Can advanced analytics fix modern medicine's problem of uncertainty, imprecision, and inaccuracy?
10 December 2018
Tariq Ahmad, James V. Freeman and Folkert W. Asselbergs
European Journal of Heart Failure (2018) 21(1): 86-89
https://doi.org/10.1002/ejhf.1370
We have come to rely on a high degree of speed, precision, and accuracy from the modern world.

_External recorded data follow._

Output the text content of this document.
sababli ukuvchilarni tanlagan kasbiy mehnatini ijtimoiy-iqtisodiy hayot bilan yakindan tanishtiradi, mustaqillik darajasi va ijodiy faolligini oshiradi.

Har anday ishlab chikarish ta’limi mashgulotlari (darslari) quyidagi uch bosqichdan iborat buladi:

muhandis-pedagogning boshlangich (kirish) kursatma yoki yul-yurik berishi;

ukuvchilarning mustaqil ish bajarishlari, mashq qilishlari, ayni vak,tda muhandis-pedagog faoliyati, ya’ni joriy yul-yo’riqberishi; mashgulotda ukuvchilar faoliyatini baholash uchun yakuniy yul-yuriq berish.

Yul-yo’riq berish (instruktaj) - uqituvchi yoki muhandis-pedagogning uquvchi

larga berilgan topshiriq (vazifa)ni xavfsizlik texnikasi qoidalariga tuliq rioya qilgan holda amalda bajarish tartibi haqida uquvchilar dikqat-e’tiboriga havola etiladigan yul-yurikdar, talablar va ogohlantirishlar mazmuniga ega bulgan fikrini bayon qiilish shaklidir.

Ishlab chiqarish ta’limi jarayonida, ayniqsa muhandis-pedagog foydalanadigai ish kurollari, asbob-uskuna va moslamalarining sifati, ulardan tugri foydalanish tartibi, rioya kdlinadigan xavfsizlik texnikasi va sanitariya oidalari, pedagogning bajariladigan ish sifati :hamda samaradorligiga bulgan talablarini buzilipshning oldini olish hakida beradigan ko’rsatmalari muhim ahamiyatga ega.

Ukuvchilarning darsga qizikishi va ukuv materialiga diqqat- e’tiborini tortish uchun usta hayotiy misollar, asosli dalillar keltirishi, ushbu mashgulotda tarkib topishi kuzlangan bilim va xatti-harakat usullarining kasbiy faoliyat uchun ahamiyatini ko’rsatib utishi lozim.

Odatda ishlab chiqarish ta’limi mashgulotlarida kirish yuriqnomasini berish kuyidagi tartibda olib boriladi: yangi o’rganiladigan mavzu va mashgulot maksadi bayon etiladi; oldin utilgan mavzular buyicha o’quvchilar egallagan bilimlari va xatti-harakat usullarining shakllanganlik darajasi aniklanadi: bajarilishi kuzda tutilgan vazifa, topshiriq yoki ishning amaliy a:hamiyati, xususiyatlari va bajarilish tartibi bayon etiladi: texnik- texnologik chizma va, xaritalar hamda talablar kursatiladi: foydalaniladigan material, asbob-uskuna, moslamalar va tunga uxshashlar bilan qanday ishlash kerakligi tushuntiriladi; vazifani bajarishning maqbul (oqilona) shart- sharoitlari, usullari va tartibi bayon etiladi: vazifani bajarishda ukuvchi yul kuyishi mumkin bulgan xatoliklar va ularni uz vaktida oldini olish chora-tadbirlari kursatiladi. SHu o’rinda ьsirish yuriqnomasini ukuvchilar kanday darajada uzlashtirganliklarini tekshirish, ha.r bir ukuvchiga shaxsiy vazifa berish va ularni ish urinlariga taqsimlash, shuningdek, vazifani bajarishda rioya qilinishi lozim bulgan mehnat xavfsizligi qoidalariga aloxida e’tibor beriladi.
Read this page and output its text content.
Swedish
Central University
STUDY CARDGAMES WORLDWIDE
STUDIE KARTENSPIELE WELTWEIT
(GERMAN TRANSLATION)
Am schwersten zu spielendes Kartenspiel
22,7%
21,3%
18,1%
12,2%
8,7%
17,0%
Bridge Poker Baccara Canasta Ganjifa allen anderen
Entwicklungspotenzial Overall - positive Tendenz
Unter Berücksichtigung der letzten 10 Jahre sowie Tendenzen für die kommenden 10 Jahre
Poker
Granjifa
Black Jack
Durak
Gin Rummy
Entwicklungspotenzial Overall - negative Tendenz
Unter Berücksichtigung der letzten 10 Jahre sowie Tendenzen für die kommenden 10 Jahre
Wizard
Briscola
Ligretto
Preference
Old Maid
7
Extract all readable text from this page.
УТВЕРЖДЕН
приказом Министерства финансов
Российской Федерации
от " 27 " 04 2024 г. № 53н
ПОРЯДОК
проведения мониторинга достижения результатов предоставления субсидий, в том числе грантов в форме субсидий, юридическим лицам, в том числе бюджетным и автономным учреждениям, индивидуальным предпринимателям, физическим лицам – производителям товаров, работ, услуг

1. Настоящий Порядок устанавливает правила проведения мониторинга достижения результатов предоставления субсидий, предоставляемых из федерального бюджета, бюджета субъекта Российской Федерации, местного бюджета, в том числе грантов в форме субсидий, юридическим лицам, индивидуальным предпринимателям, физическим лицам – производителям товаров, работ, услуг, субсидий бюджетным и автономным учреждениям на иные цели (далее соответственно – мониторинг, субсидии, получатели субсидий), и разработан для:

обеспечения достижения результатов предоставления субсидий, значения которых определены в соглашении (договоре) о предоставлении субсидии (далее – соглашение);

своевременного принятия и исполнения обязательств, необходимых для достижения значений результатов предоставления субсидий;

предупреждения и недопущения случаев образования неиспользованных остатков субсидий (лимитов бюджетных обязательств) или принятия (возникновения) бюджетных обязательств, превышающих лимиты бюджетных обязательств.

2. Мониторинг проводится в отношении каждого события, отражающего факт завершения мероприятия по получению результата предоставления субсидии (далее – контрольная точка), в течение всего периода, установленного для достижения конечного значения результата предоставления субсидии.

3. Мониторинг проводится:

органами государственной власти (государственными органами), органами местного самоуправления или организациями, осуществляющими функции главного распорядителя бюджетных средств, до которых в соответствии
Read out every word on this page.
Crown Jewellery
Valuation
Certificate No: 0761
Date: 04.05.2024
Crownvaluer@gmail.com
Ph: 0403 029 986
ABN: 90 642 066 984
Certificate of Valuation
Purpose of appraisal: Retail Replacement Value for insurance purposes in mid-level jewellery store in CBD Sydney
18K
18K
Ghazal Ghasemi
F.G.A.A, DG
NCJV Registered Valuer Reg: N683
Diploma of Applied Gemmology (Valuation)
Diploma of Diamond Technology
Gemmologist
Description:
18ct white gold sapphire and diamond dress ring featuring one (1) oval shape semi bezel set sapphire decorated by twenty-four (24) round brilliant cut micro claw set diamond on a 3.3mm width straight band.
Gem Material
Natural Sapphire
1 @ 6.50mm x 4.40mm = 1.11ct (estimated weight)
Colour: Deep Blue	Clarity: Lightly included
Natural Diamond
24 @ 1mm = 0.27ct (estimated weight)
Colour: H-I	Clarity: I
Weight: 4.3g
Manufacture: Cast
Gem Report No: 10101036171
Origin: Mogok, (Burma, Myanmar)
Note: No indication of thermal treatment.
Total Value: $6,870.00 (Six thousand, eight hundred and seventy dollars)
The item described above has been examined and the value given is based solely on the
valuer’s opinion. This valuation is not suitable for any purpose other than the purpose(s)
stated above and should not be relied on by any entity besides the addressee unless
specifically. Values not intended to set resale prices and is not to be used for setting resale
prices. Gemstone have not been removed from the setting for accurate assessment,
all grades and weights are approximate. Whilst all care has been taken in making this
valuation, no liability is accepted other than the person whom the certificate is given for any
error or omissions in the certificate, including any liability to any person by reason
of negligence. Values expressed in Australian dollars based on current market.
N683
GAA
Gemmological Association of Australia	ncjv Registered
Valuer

Algorithms can instantaneously map out all routes to our destination and adjust the path according to real-time traffic information; restaurant recommendations are transmitted to our devices as we walk through a neighbourhood relying on incredibly granular Global Positioning System (GPS) and personal preference data; millions of songs, books, and movies can be accessed on handheld devices with just a few clicks. How-ever, in medicine, no less a data science than other field, the norm is uncertainty, imprecision, and inaccuracy. A rather dramatic illustration of this is the case of implantable cardioverter defibrillators (ICD) with the capacity for cardiac resynchronization therapy (CRT) — despite the expense and invasive nature of the therapy, our ability to predict who will benefit from it remains archaic and inexact.
This article discusses ‘Machine learning-based phenogrouping in heart failure to identify responders to cardiac resynchronization therapy’ by M. Cikeset al., published in the same journal issues (pages 74–85).